Из Ленинграда от матери Зины донесся стон боли, обвинения и отчаяния. Теперь она потеряла обоих своих детей, которые оба родились во время первой отцовской ссылки и оба были сражены во время его последнего изгнания. «Я сама сойду с ума, если ничего не узнаю», — писала она Троцкому 31 января, расспрашивая у него обо всех обстоятельствах. Она цитировала то, что Зина написала ей всего лишь несколько недель назад: «Печально, что я уже не смогу вернуться к папе. Ты знаешь, как я его обожала и восхищалась им с самого раннего детства. А теперь у нас полный разлад. Это — первопричина моей болезни». Зина жаловалась на его холодность к ней. «Я объясняла ей, — были слова матери, — что все происходит из-за ее характера, из того факта, что тебе трудно проявлять свои чувства, даже когда ты хотел бы их показать». (Для тех, кто знаком только с официальным, публичным обликом Троцкого, пылкого краснобая, свидетельство первой жены о его сдержанном, неласковом характере может выглядеть сюрпризом.) Затем последовало горькое, мучительное обвинение: «Все же ты учитывал лишь ее [Зины] физическое состояние, но ведь она была взрослым человеком и полностью развитым существом, нуждающимся в интеллектуальном общении». Она жаждала политической деятельности и нуждалась в свободе действий, потому что она походила на своего отца — «ты, ее отец, мог бы спасти ее». И что, спрашивала Александра, было за конфликтом между Зиной и Левой, о котором Зина также писала? И почему Троцкий настаивал на психиатрическом лечении, когда «она замкнулась в себе — как и мы оба, — и было невозможно заставить ее говорить о тех вещах, о которых она не хотела говорить!». И все же, нападая на Троцкого с этими обвинениями, мать смягчала их, размышляя, что, если бы Зина осталась в России, она бы все равно погибла — умерла от туберкулеза. «Наши дети были обречены, — добавляла Александра и описывала страх, с которым она взирает на оставшихся с ней внуков: — Я уже не верю в жизнь. Я не верю, что они вырастут. Все время я ожидаю какого-нибудь нового ужаса». И она завершала письмо словами: «Мне было трудно писать и посылать это письмо. Извини мою жестокость по отношению к тебе, но ты тоже должен знать все о наших друзьях, знакомых и родне».

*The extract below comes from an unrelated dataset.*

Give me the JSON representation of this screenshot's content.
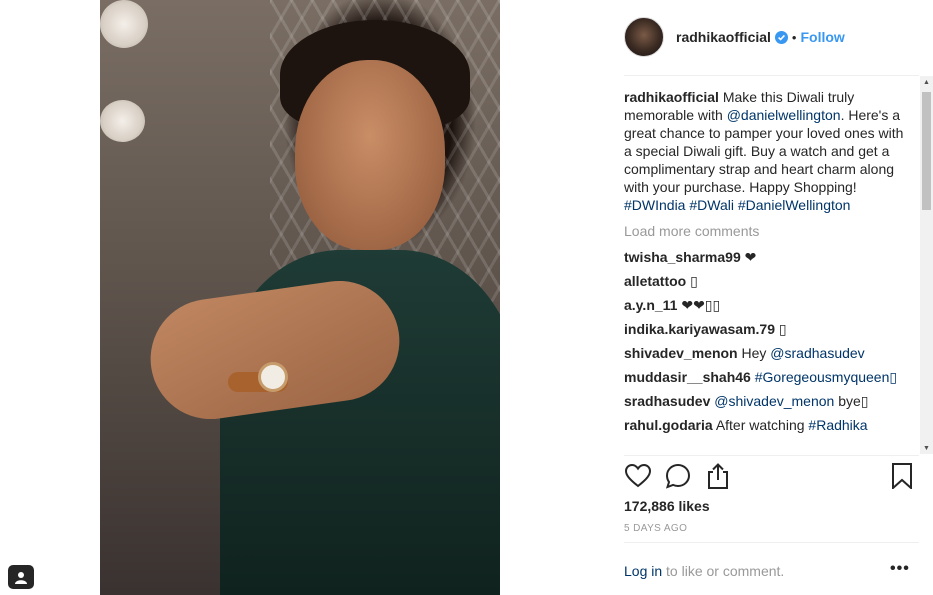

Неизвестно, ответил ли Троцкий и как на это письмо — может быть, рана была слишком глубока для слов. Спустя некоторое время, извиняясь перед друзьями за то, что не ответил на их соболезнования, он писал, что его сразила малярия и он был при смерти.[57 — Троцкий писал Францу Пфемферту 5 февраля 1933 г. Как уверяет Пьер Франк, который в то время был в Буйюк-Ада, Троцкий заперся на несколько дней в своей комнате; Наталья была с ним; и только она время от времени выходила из этой комнаты. Когда он наконец появился, его секретари заметили, как поседели за эти дни его волосы.]

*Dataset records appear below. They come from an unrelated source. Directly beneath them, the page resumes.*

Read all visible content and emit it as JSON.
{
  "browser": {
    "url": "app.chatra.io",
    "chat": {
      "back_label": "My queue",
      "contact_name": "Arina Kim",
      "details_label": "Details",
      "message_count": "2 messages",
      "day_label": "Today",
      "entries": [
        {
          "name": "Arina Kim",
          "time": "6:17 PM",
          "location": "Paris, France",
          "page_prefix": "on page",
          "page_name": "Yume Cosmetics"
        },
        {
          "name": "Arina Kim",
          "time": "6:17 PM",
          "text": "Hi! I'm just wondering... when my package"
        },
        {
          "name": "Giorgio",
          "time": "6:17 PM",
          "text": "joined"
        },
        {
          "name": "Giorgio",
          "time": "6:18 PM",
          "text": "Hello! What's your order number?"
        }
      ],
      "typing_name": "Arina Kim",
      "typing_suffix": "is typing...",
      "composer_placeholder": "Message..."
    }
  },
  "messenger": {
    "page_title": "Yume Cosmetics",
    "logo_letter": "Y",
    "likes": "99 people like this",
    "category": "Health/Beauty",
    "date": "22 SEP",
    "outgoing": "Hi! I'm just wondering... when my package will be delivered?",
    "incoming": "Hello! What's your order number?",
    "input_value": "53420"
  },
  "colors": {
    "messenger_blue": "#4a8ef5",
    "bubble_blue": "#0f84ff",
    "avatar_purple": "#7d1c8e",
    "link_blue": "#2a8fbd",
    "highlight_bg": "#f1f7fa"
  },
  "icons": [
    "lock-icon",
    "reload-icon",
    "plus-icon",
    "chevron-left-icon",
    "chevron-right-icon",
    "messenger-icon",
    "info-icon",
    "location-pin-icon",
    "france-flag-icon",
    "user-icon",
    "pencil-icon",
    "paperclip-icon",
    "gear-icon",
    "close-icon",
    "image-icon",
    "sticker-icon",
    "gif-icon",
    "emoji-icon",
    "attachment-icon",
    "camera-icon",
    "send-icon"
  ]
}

До самого конца Троцкий отказывался верить, что германское рабочее движение настолько лишено какой-либо силы самосохранения, что почти не окажет сопротивления нацизму и постыдно рухнет при первом же натиске. Почти три года он уверял, что невозможно, чтобы Гитлер победил без гражданской войны. Но невероятное произошло: 30 января 1933 года Гитлер стал канцлером еще до того, как социалисты и коммунисты начали вводить в бой свои огромные резервы. Неделю спустя Троцкий заявил: «Приход Гитлера к власти — это ужасный удар по рабочему классу. Но это еще не конец, не безнадежное поражение. Враг, которого можно было разгромить, когда он только взбирался наверх, сейчас уже захватил целый ряд командных постов. Тем самым он обрел огромное преимущество, но битва еще не закончилась». Даже теперь все еще было время для действий, ибо Гитлер еще не обладал всей полнотой власти; ему приходилось делить ее с Гугенбергом и Немецкой национальной народной партией. Возглавляемая им коалиция была слаба, и ее раздирали противоречия. Ему еще предстояло лишить своих партнеров всякого влияния и получить полный контроль над всеми государственными ресурсами. Пока его позиция оставалась уязвимой. Социалисты и коммунисты все еще могли нанести ответный удар — но было безнадежно поздно: «…на чаше весов — жизнь германского рабочего класса, существование Коммунистического Интернационала и… жизнь Советской Республики!»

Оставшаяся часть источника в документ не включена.